Slurm Administration

This page is intended to serve as a guide for Sysadmins who need to administrate the Slurm system running on the HPC cluster. If you're a regular user, this information probably won't be very interesting to you.

Here is a Slurm quickstart from their developers: https://slurm.schedmd.com/quickstart.html

Accounts vs Users

The Slurm accounting system separates the ideas of Accounts and Users, which is slightly confusing at first. When you look at it from the higher-level functioning of Slurm though, these concepts make sense.

An Account is a method of controlling allowed resources and accounting for resources for a user or a group of users. For example, if you have a specific student group which you wanted to give elevated resource allowances to, you could create an Account for that group and attach their Users to that Account. Perhaps most importantly, names of Accounts are arbitrary, and don't have to match LDAP/Kerberos usernames.

In contrast, a User is purely meant to map Linux accounts (pulled from LDAP) to a Slurm account. The usernames of Slurm Users MUST MATCH the person's username in LDAP.

Account/User Creation

All of the cluster nodes use standard CSL NSS-LDAP for authentication and authorization to cluster machines (the login node, compute nodes, and GPU node), but Slurm must have a User registered in its accounting system for that user to be able to run jobs using Slurm. Since Slurm authenticates users based on their Linux username, no extra passwords or LDAP configuration is necessary; once a user has their account added to the Slurm database, they should be able to seamlessly connect to the login node (infosphere) using their normal credentials and be able to run Slurm jobs without extra authentication.

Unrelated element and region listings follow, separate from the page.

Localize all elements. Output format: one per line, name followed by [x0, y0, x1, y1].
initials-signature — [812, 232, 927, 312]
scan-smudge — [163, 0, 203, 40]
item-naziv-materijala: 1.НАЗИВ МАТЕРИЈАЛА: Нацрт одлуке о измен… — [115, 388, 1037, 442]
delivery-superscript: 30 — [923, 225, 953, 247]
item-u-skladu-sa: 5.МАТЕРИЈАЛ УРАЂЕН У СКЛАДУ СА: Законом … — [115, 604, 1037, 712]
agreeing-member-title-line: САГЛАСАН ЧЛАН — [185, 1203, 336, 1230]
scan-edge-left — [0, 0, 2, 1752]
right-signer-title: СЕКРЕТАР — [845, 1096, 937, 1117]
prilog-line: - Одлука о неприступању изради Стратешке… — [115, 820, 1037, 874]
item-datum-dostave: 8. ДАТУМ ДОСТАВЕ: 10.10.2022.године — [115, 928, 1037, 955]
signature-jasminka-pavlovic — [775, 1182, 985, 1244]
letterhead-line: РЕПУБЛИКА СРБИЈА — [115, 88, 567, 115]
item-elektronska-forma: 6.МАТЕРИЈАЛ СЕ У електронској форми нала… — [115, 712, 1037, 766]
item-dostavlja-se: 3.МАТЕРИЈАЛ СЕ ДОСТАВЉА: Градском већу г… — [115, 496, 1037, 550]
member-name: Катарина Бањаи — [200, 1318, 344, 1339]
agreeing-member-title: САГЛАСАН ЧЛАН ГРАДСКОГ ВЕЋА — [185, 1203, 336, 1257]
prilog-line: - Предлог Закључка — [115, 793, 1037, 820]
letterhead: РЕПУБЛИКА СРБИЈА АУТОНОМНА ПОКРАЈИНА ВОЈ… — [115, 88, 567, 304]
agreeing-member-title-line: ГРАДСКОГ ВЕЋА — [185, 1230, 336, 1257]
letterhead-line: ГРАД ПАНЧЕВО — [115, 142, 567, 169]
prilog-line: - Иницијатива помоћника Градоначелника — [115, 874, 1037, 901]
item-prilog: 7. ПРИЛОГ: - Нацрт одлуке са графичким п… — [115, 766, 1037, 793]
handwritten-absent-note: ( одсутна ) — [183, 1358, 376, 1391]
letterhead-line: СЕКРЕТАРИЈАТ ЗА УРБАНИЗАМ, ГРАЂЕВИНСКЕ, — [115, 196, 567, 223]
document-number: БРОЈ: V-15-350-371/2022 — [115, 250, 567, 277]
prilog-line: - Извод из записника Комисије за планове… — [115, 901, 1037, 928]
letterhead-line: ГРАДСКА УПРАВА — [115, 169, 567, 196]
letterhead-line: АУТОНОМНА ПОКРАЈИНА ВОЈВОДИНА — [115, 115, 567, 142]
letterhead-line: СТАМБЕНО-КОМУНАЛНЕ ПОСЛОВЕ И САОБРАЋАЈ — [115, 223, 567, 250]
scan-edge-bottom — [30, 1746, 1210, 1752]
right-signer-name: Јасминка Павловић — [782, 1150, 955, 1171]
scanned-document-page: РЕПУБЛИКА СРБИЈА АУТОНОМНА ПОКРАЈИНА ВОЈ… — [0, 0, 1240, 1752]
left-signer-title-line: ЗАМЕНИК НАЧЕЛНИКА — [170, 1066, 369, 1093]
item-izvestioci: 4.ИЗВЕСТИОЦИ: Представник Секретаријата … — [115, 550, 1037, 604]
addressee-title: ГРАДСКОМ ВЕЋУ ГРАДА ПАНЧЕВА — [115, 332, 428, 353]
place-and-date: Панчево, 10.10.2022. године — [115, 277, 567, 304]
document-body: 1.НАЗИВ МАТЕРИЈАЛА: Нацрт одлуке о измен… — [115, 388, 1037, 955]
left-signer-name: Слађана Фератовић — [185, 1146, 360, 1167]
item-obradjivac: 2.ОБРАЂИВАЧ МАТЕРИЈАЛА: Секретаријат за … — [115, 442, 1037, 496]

sacctmgr is the tool used to manage Slurm users and accounts. To manage accounts, you must be root on infosphere or any other node of the cluster.

Creating an Account

Right now, since different users may have different resource requirements, the current policy is to create a different Account for each User who wants to use the cluster. To do so, run the following:

sacctmgr add Account (username)

Creating a User

After you've created a user's account, you can then add a User attached to that account:

sacctmgr add User Accounts=(username) (username)

Creating a Cluster Home Directory

For speed, the cluster uses a separate user storage system than most other public-facing systems (which use AFS). On all cluster systems, user home directories are located under /cluster. Users' home directories are currently not automatically created due to issues with the pam_mkhomedir.so module and SELinux, so you have to manually create the user a home directory:

cp -r /etc/skel /cluster/(username)
chown -R (username) /cluster/(username)

Partitions/Nodes

Slurm has a system of partitions that help segment work.

In our setup, we have two partitions `compute` and gpu.